Several broadcasting companies have expressed interest in buying radio or television stations Capital Cities Communications will have to spin off to complete the $3.5 billion friendly takeover of American Broadcasting Cos.
Capital Cities Communications Chairman Thomas S. Murphy said earlier this week that the company would sell its Buffalo and New Haven television stations to satisfy Federal Communications Commission media cross-ownership restrictions unless the agency grants the company a waiver.
More television stations might be sold to bring the combined percentage of the national audience the two media giants reach down to 25 percent from 28 percent. Some or all the company's 50 cable television and up to 17 radio stations may also have to be sold by the company to satisfy federal requirements.
At least three companies -- Outlet Communications Inc., Cox Communications Corp. and Doubleday Broadcast Co. Inc. -- have expressed an interest in some of the properties so far. Media analysts have said as much as $750 million worth of assets may have to be divested to complete the deal.

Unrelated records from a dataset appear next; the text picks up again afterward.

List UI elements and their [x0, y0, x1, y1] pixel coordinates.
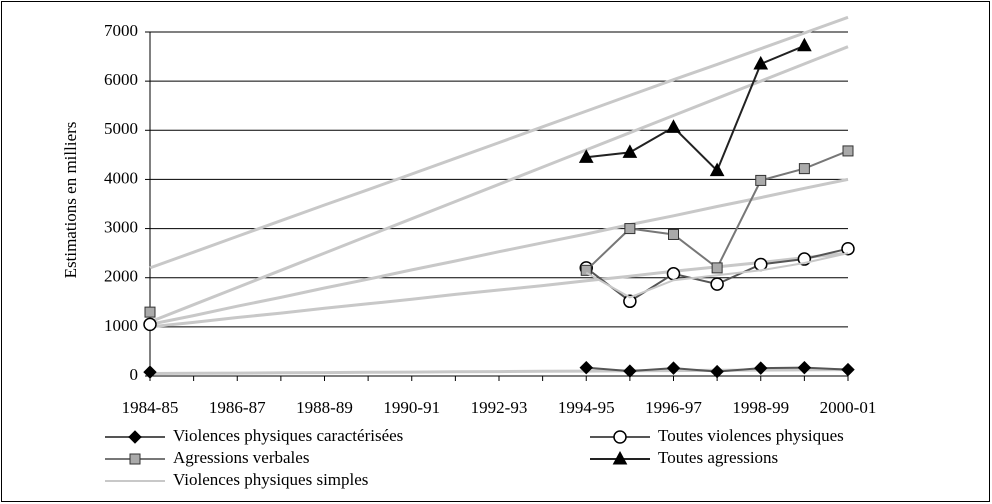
- legend-label: Agressions verbales: [173, 448, 309, 467]
- data-point: [710, 364, 724, 379]
- data-point: [841, 362, 855, 377]
- data-point: [580, 264, 592, 276]
- data-point: [710, 277, 724, 291]
- data-point: [143, 317, 157, 332]
- y-tick-label: 5000: [104, 119, 138, 138]
- data-point: [798, 163, 810, 175]
- data-point: [144, 306, 156, 318]
- data-point: [143, 365, 157, 379]
- data-point: [754, 361, 768, 375]
- data-point: [666, 119, 681, 133]
- data-point: [578, 149, 594, 163]
- legend-marker: [128, 430, 142, 444]
- trend-line: [149, 15, 849, 270]
- y-axis-label: Estimations en milliers: [61, 122, 80, 279]
- y-tick-label: 3000: [104, 217, 138, 236]
- legend-label: Toutes agressions: [658, 448, 778, 467]
- x-tick-label: 1986-87: [209, 398, 266, 417]
- data-point: [797, 360, 812, 375]
- data-point: [711, 262, 723, 274]
- x-tick-label: 1994-95: [558, 398, 615, 417]
- x-tick-label: 1990-91: [383, 398, 440, 417]
- legend-marker: [612, 450, 628, 465]
- data-point: [666, 361, 681, 375]
- data-point: [753, 55, 769, 70]
- legend-label: Toutes violences physiques: [658, 426, 844, 445]
- data-point: [709, 162, 725, 177]
- x-tick-label: 1998-99: [732, 398, 789, 417]
- data-point: [841, 241, 855, 256]
- x-tick-label: 2000-01: [820, 398, 877, 417]
- data-point: [622, 144, 638, 158]
- data-point: [755, 174, 767, 186]
- legend-marker: [129, 453, 141, 465]
- y-tick-label: 2000: [104, 267, 138, 286]
- trend-line: [149, 177, 849, 326]
- x-tick-label: 1988-89: [296, 398, 353, 417]
- data-point: [668, 228, 679, 240]
- x-tick-label: 1996-97: [645, 398, 702, 417]
- data-point: [666, 267, 681, 281]
- data-point: [842, 145, 854, 157]
- data-point: [797, 37, 812, 52]
- y-tick-label: 1000: [104, 316, 138, 335]
- data-point: [623, 364, 637, 378]
- data-point: [624, 223, 636, 235]
- x-tick-label: 1992-93: [471, 398, 528, 417]
- series-line: [586, 44, 805, 173]
- data-point: [623, 294, 637, 309]
- y-tick-label: 0: [130, 365, 139, 384]
- y-tick-label: 4000: [104, 168, 138, 187]
- data-point: [579, 360, 593, 375]
- legend-label: Violences physiques caractérisées: [173, 426, 403, 445]
- trend-line: [149, 251, 849, 329]
- x-tick-label: 1984-85: [122, 398, 179, 417]
- y-tick-label: 7000: [104, 21, 138, 40]
- legend-marker: [613, 430, 627, 444]
- y-tick-label: 6000: [104, 70, 138, 89]
- trend-line: [149, 45, 849, 324]
- legend-label: Violences physiques simples: [173, 470, 368, 489]
- series-line: [585, 252, 849, 299]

"We're interested in both the TV and radio stations; we'd take 'em all," said Bruce Sundlun, chairman of Outlet Communications Inc., a subsidiary of the Rockefeller Group. "I have written Murphy about my interest."
Sundlun said his company is free to acquire five more television stations and 19 radio stations under FCC rules. "We want to acquire everything that Mr. Murphy has for sale," said Sundlun. "We'll go through the trouble of selling off anything that doesn't fit."
Cox Communications Corp. is interested in a package of radio and/or television stations, said Michael Klievman, senior executive vice president. "Almost all of the ABC stations have to be sold and all of the radio stations," he said. "The chances of them packaging it are pretty good and we are looking at every combination possible."
Gary Stevens, president of Doubleday Broadcasting Co. Inc., told Capital Cities he'd like one ABC FM radio station. "Any way you cut it this will have the most profound effect on the ownership structure of radio properties that I have ever witnessed in this business," Stevens said. "It may presage the beginning of a whole new company or it might make some smaller companies big players or make big companies bigger."